← Back to context

Comment by toast0

8 hours ago

If process A is waiting for a reply from process B and process B is waiting for a reply from process A; that is deadlock. There is no way those processes can continue (unless there's a timeout or one process gets killed). Other processes may progress as long as they don't need a reply from process A or B ... which sometimes is fine. (Edit: nevermind, I forgot the 5 second timeout if you use gen_server:call/2; you will end up in livelock if it happens continuously, but a mostly ok system if it works out)
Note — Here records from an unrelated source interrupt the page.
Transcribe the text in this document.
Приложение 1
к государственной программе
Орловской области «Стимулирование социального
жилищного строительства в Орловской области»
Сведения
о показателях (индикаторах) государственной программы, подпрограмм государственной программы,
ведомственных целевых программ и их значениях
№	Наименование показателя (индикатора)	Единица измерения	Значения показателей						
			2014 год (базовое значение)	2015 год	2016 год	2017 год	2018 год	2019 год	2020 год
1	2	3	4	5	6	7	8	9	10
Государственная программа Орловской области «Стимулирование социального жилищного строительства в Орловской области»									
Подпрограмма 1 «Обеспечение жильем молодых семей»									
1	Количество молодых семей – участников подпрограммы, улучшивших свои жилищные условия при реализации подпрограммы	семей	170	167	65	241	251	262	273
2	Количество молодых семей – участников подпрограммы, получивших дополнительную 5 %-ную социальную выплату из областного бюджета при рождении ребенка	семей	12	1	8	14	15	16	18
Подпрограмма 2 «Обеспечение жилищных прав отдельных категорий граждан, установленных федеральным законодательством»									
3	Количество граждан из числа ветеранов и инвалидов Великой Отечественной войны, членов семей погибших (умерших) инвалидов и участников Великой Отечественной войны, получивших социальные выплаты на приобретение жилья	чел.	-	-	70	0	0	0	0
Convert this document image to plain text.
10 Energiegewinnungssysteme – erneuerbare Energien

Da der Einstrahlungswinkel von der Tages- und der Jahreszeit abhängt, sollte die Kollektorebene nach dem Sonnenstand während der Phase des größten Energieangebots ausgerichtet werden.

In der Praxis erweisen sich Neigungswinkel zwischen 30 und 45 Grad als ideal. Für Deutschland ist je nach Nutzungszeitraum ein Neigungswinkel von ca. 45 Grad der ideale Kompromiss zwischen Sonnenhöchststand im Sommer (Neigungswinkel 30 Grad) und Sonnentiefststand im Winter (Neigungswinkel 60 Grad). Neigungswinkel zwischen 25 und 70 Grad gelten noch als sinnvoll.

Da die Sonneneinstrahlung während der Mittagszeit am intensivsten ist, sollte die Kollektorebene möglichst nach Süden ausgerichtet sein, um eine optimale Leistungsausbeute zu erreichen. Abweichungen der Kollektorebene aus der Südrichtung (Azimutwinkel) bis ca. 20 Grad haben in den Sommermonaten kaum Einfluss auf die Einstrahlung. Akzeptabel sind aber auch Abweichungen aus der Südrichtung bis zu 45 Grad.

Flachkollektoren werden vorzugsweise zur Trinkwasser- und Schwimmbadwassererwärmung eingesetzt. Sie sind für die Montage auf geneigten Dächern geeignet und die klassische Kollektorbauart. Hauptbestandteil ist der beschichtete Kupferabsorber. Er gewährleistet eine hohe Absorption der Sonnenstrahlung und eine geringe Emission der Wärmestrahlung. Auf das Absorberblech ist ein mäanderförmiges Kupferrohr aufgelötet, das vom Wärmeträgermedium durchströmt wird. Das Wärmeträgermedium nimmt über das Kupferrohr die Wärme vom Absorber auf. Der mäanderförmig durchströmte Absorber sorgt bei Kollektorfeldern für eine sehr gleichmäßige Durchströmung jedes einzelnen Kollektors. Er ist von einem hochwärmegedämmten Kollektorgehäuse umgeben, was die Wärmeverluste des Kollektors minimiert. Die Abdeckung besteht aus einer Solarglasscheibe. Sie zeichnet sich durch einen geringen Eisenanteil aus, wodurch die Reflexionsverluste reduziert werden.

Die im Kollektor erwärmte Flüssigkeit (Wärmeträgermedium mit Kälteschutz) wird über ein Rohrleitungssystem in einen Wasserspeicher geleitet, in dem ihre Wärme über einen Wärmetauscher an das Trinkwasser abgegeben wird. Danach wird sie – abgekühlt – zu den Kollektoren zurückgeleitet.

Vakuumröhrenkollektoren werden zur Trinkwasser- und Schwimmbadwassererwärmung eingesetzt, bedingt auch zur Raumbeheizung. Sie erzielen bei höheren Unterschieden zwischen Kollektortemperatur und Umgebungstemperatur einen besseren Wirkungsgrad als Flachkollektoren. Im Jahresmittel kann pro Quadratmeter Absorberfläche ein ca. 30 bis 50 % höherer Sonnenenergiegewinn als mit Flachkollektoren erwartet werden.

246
Livelock is something like you've got 1000 nodes that all want to do X, which requires an exclusive lock and the method to get an exclusive lock is:

Broadcast request to cluster

If you got the lock on all nodes, proceed

If you get the lock on all nodes, release and try again after a timeout

This procedure works in practice, when there is low contention. If the cluster is large and many processes contend for the lock, progress is rare. It's not impossible to progress, so the system is not deadlocked; but it takes an inordinate amount of time, mostly waiting for locks: the system is livelocked. In this case, whenever progress happens, future progress is easier.

This is a rough description of an actual incident with nodes joining pg2, I think around 2018... the new pg module avoids that lock (and IMHO, the lock was not needed anyway; it was there to provide consistent order in member lists across nodes, but member lists would no longer be consistent when dist distonects happened and resolved, so why add locks to be consistent sometimes). As an Erlang user with I think the largest clusters anywhere, we ran into a good number of these kinds of things in OTP. Ericsson built dist for telecom switches with two nodes in a single enclosure in a rack. It works over tcp and they didn't put explicit limits, so you can run a dist cluster with thousands of nodes in locations across the globe and it mostly works, but there will be some things to debug from time to time. Erlang is fairly easy to debug... All the new nodes have a process waiting to join pg2, what's the pg2 process doing, why does that lock not have the consensus building algorithm, can we add it? In the meantime, let's kill some nodes so others can progreas and then we'll run a sequenced start of the rest.